Background: Breast cancer is the most common type of cancer among women worldwide. Hormone receptor-positive (HR+), human epidermal growth factor receptor 2-negative (HER2-) breast cancer constitutes the predominant subtype, accounting for approximately 70% of all breast cancer cases. Cyclin-dependent kinase 4/6 (CDK4/6) inhibitors, in conjunction with endocrine therapy (ET), have been used as the standard treatment for patients diagnosed with HR+ advanced breast cancer. The hematological adverse effects associated with CDK4/6 inhibitors include leukopenia, neutropenia, anemia, and thrombocytopenia, but the incidence of hematological malignancies following treatment with these agents remains relatively rare.

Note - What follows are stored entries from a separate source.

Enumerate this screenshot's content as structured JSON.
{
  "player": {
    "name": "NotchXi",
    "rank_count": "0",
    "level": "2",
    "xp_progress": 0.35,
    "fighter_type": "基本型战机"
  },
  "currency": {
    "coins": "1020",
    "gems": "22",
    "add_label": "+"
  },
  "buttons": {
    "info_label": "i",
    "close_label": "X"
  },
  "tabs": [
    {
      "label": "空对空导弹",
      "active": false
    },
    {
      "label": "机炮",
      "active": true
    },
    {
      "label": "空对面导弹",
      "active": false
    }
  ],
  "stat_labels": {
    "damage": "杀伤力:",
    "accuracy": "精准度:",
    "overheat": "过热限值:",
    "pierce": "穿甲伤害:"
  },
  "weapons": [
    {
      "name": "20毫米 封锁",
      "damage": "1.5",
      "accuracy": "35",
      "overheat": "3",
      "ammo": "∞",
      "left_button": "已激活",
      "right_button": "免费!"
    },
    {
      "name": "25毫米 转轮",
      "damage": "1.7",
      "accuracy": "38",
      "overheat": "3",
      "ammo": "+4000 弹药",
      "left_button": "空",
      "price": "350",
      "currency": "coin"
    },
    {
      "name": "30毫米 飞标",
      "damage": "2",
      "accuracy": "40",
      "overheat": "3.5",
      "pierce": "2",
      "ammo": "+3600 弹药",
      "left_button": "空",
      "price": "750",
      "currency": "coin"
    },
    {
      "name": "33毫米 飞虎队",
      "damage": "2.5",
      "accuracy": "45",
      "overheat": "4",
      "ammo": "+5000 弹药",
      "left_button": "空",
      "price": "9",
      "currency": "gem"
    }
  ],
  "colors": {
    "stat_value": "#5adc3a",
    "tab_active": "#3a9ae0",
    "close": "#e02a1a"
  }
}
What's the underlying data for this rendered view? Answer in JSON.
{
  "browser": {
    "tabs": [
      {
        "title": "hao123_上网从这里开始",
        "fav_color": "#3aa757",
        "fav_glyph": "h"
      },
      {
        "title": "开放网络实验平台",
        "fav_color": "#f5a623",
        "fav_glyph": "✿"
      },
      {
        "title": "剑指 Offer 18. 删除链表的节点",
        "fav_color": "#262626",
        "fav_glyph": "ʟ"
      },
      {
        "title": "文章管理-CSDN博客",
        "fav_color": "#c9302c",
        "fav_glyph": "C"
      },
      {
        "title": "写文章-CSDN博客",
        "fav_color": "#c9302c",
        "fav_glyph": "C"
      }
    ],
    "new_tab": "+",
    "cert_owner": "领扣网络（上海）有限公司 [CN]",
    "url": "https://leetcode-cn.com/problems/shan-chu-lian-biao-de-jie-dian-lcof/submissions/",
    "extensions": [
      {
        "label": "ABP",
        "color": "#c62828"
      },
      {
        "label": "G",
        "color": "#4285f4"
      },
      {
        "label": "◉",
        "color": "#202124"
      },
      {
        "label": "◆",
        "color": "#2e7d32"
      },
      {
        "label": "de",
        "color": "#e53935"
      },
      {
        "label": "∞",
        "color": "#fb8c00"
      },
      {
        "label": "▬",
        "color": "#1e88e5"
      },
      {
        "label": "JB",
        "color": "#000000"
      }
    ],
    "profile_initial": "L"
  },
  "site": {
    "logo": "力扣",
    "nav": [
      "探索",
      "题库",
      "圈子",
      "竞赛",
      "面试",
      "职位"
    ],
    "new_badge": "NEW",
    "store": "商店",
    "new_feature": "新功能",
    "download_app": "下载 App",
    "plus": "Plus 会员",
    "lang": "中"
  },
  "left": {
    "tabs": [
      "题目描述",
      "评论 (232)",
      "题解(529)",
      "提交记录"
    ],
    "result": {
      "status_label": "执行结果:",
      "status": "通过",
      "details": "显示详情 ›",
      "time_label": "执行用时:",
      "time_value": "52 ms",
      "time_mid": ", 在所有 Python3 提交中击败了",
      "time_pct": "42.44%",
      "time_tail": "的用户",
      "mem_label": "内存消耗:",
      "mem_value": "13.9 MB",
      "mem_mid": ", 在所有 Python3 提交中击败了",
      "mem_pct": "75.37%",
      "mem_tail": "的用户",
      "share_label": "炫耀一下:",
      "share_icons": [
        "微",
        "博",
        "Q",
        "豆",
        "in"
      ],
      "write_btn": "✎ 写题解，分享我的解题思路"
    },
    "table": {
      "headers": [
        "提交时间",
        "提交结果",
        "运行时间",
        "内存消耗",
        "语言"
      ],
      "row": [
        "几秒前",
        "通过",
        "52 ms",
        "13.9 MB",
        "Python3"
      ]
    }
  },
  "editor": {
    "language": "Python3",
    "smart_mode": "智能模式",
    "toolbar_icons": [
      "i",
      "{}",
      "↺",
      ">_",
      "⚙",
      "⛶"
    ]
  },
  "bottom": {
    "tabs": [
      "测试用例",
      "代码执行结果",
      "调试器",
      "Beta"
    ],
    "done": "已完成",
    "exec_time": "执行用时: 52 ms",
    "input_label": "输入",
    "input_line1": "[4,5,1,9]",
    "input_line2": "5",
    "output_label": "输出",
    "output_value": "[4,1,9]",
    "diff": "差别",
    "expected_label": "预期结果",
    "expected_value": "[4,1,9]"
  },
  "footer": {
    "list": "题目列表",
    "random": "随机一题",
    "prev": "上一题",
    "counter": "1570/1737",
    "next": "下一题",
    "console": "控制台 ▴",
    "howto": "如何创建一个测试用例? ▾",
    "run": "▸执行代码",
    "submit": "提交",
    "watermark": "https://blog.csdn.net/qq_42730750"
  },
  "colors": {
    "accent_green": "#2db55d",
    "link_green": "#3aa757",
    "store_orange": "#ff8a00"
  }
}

Case description: In this study, we present a case of a 71-year-old woman who was diagnosed with metastatic breast cancer and subsequently developed chronic myeloid leukemia (CML) following her treatment regimen with palbociclib and exemestane. In response to this new diagnosis, the patient commenced therapy with imatinib mesylate while discontinuing palbociclib and receiving exemestane alone for breast cancer. After three months of diligent therapy with imatinib, chronic myeloid leukemia was effectively managed, which permitted the reintroduction of palbociclib at a reduced dosage.
Conclusions: This case underscores the pressing need for further research to enhance our understanding of the adverse events associated with treatment using CDK4/6 inhibitors, particularly concerning their effects on the hematological system. Additionally, it highlights the significance of long-term monitoring in clinical practice for patients receiving therapy with CDK4/6 inhibitors.